Whether you’re on Twitch, Beam, or another platform – earning a partnership is a necessary step in the evolution of your streaming career if you’re wanting to take it serious. Upon being partnered, you get access to transcoding options for your viewers, the ability to run ads on your channel or gain subscribers, custom emoticons, early access to beta features, priority help, promotion opportunities, and much more. It’s very easy to see why you’d want access to these benefits.
With that said, many view this last hurdle as a final boss of sorts though because it’s not exactly the easiest to become partnered. These platforms receive TONS of applications each week so it’s imperative that your application stand out from all the rest. To put this in perspective…

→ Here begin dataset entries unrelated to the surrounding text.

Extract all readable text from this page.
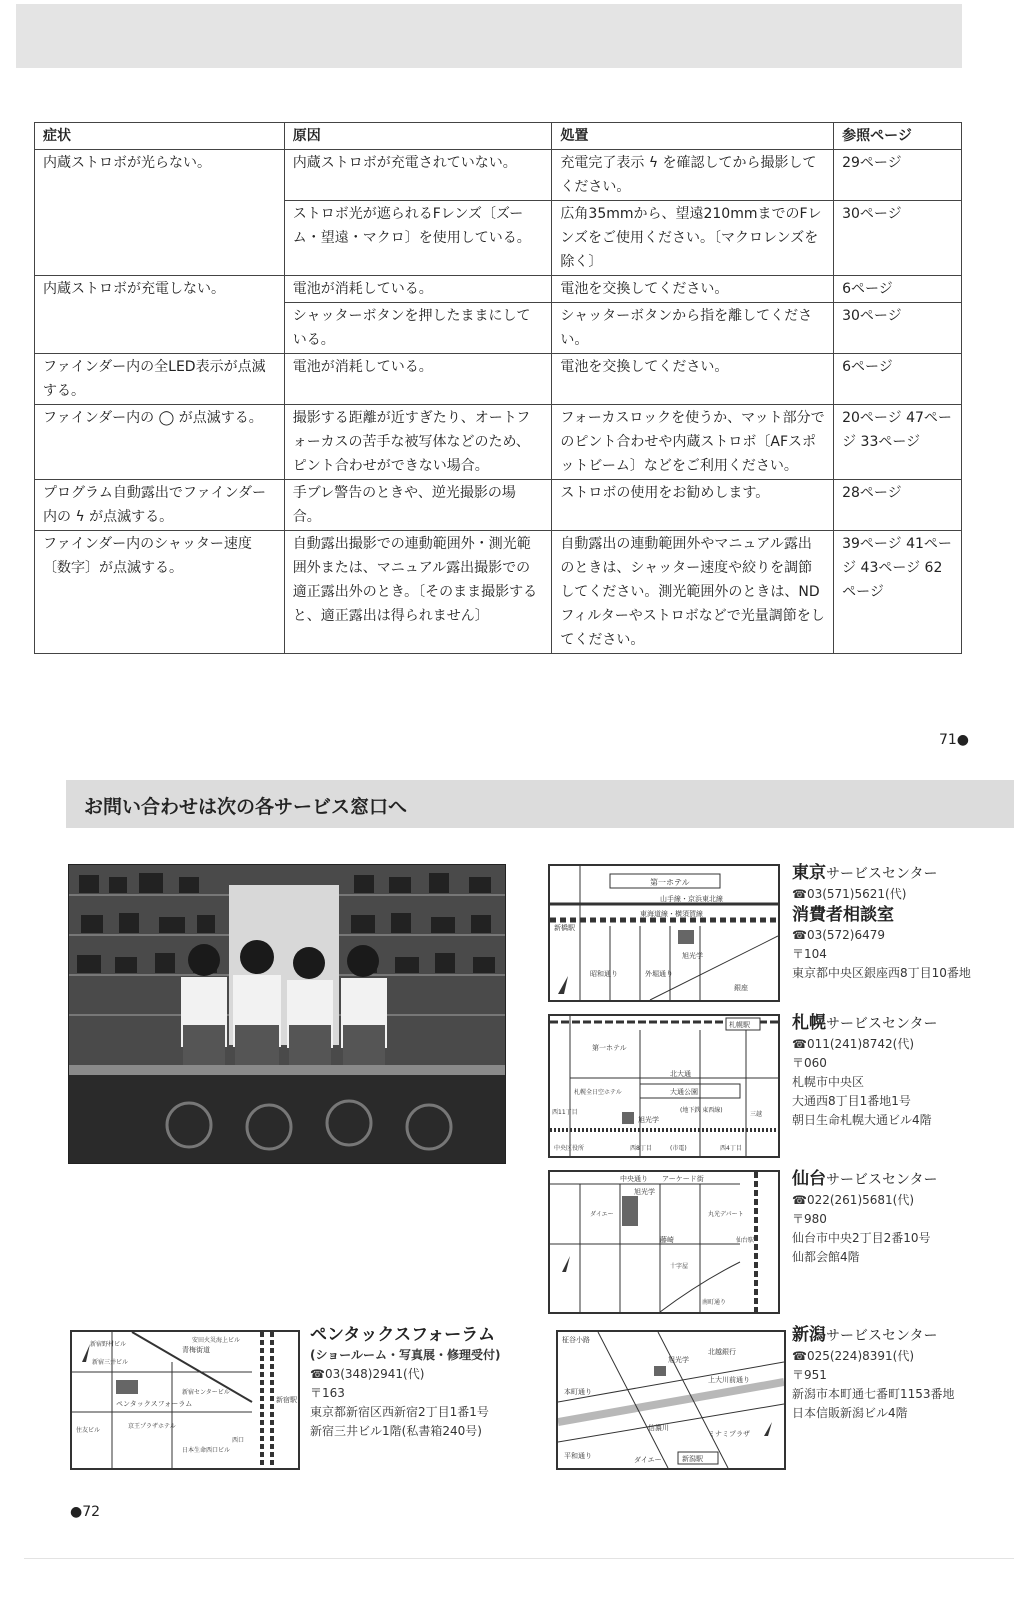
症状	原因	処置	参照ページ
内蔵ストロボが光らない。	内蔵ストロボが充電されていない。	充電完了表示 ϟ を確認してから撮影してください。	29ページ
	ストロボ光が遮られるFレンズ〔ズーム・望遠・マクロ〕を使用している。	広角35mmから、望遠210mmまでのFレンズをご使用ください。〔マクロレンズを除く〕	30ページ
内蔵ストロボが充電しない。	電池が消耗している。	電池を交換してください。	6ページ
	シャッターボタンを押したままにしている。	シャッターボタンから指を離してください。	30ページ
ファインダー内の全LED表示が点滅する。	電池が消耗している。	電池を交換してください。	6ページ
ファインダー内の ◯ が点滅する。	撮影する距離が近すぎたり、オートフォーカスの苦手な被写体などのため、ピント合わせができない場合。	フォーカスロックを使うか、マット部分でのピント合わせや内蔵ストロボ〔AFスポットビーム〕などをご利用ください。	20ページ 47ページ 33ページ
プログラム自動露出でファインダー内の ϟ が点滅する。	手ブレ警告のときや、逆光撮影の場合。	ストロボの使用をお勧めします。	28ページ
ファインダー内のシャッター速度〔数字〕が点滅する。	自動露出撮影での連動範囲外・測光範囲外または、マニュアル露出撮影での適正露出外のとき。〔そのまま撮影すると、適正露出は得られません〕	自動露出の連動範囲外やマニュアル露出のときは、シャッター速度や絞りを調節してください。測光範囲外のときは、NDフィルターやストロボなどで光量調節をしてください。	39ページ 41ページ 43ページ 62ページ
71●
お問い合わせは次の各サービス窓口へ
第一ホテル
山手線・京浜東北線
東海道線・横須賀線
新橋駅
旭光学
銀座
昭和通り	外堀通り
東京サービスセンター
☎03(571)5621(代)
消費者相談室
☎03(572)6479
〒104
東京都中央区銀座西8丁目10番地
札幌駅
第一ホテル
北大通
大通公園
札幌全日空ホテル
旭光学
(地下鉄 東西線)
西11丁目
中央区役所	(市電)
西8丁目	西4丁目
三越
札幌サービスセンター
☎011(241)8742(代)
〒060
札幌市中央区
大通西8丁目1番地1号
朝日生命札幌大通ビル4階
中央通り アーケード街
旭光学
藤崎
丸光デパート
ダイエー
十字屋
仙台駅
南町通り
仙台サービスセンター
☎022(261)5681(代)
〒980
仙台市中央2丁目2番10号
仙都会館4階
柾谷小路
旭光学
北越銀行
上大川前通り
本町通り
信濃川
ダイエー
ミナミプラザ
新潟駅
平和通り
新潟サービスセンター
☎025(224)8391(代)
〒951
新潟市本町通七番町1153番地
日本信販新潟ビル4階
新宿駅
青梅街道
新宿野村ビル
安田火災海上ビル
新宿三井ビル
ペンタックスフォーラム
新宿センタービル
京王プラザホテル
住友ビル
日本生命西口ビル
西口
ペンタックスフォーラム
(ショールーム・写真展・修理受付)
☎03(348)2941(代)
〒163
東京都新宿区西新宿2丁目1番1号
新宿三井ビル1階(私書箱240号)
●72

There are 2.2 million unique streamers on Twitch as of 2016. Of those, 17,000 are partnered. That’s a whopping less-than 1%. Needless to say, it really isn’t easy to get partnered and you should NOT get discouraged if you apply and get denied. You can always re-apply. Did you know that Anthony Kongphan applied over 50 times before getting partnered? Determination goes a long way here but there are ways of setting yourself up for success…
POTENTIAL TO GROW
Gauging your numbers is the first step of the application process and to some, one of the most intimidating and frustrating aspects of applying as the requirements can be grey at times. Twitch and Beam both have very different numerical requirements but sometimes tend to bend the rules in favor of talent they see as “potential to grow” (we’ll touch on that soon). While Twitch may say that you need 500+ concurrent viewers to apply, the reality is that there are plenty of applicants who only get half of that or even less and are partnered to this day.
It’s worth noting that since Beam is a newer platform, the requirements are much lower but there’s obviously a smaller audience. I’d also add that Beam’s discovery for newer streamers is superior than a site like Twitch due to filter’s like “Up and Coming”. There are certainly cases for both platforms to be made but Beam will probably offer you partnership if you have lower numbers.
Don't let the 500+ intimidate you.
The idea of “potential to grow” is the big takeaway here though. You still DO need a good base of followers and concurrent viewers but you may not need the suggested requirements. What the platforms are most interested in seeing is that you’re making progress, gathering interest from viewers, and showing steady growth so that you can someday achieve the actual suggested requirements someday.
CONSISTENCY AND ENGAGEMENT
How often you’re streaming is basically the same as how serious you’re taking streaming as a hobby or career. Both Twitch and Beam suggest you should be streaming each week at least 3 times or more. If you’re not doing that already then that’s something you can easily work towards to check that off your application checklist.
Community interaction and engagement are also huge when it comes to your application. How are you treating your viewers? How active are your viewers? Are you doing anything special for them? Do you have moderators? How active are those moderators? These questions and more are all things you absolutely need to have the answer to and if not then you need to work on them prior to application.
The term, “content is king” has been around for ages and at this point just comes off as cliché when said BUT…it still holds true. If you’re playing a game then the biggest question you need to ask yourself is, “is this the best choice for my channel?”. (Refer to #2 in our New Streamer Tips for more on Specialist vs. Variety streaming).
Futureman in his element.
After you’ve decided on the actual content of your channel, how can you build around it? Can you come up with some elaborate catch like Dr. Disrespect and his outrageous costume and antics? Or what about Futureman and his creative use of green screens and 80’s nostalgia? These streamers and many others have come up with key differentiators that make them stand out from their counterparts.
Another way to separate yourself from the crowd is to put some serious thought into your branding and production elements. How much polish are you putting into your stream? Do you have an intro and outro video? We’re not saying you need these types of things but don’t think it doesn’t go unnoticed.
BE YOURSELF (AND POLITE)
Lastly, both the Twitch and Beam partnership applications have added areas where the streamer can tell the partnership manager a little about themselves. This is essentially the last checkbox that the partnership manager will look over before deciding whether to give you partnership or not. They’ve already looked at your numbers, looked at your content, branding, etc. and have started to make their mind up about you. This letter is the last chance you’ll have to win them over.
So tell them about your big plans. Tell them why they should bet on you. Tell them something they won’t forget. Tell them…politely too. You’d be surprised at how far kindness goes. There’s a good chance that you may cross paths with this person again if you get rejected so be sure to make a good first impression.
At the end of the day, you should look at getting partnered by a platform as a business relationship above all else. By becoming partnered, the platform is taking a risk on you as they’re willing to dump resources (direct help from partner managers, transcoding technology, etc.) into you so they absolutely need to see the benefit that you’re providing them.
Remember that less than 1% of Twitch streamers are actually making a consistent living and career off of streaming. It’s great to strive for these goals but do not ever get discouraged if you get denied. Streaming should be looked at like a fun hobby and if you should be fortunate enough to grow it into a career then congratulations, you’re doing what many dream of.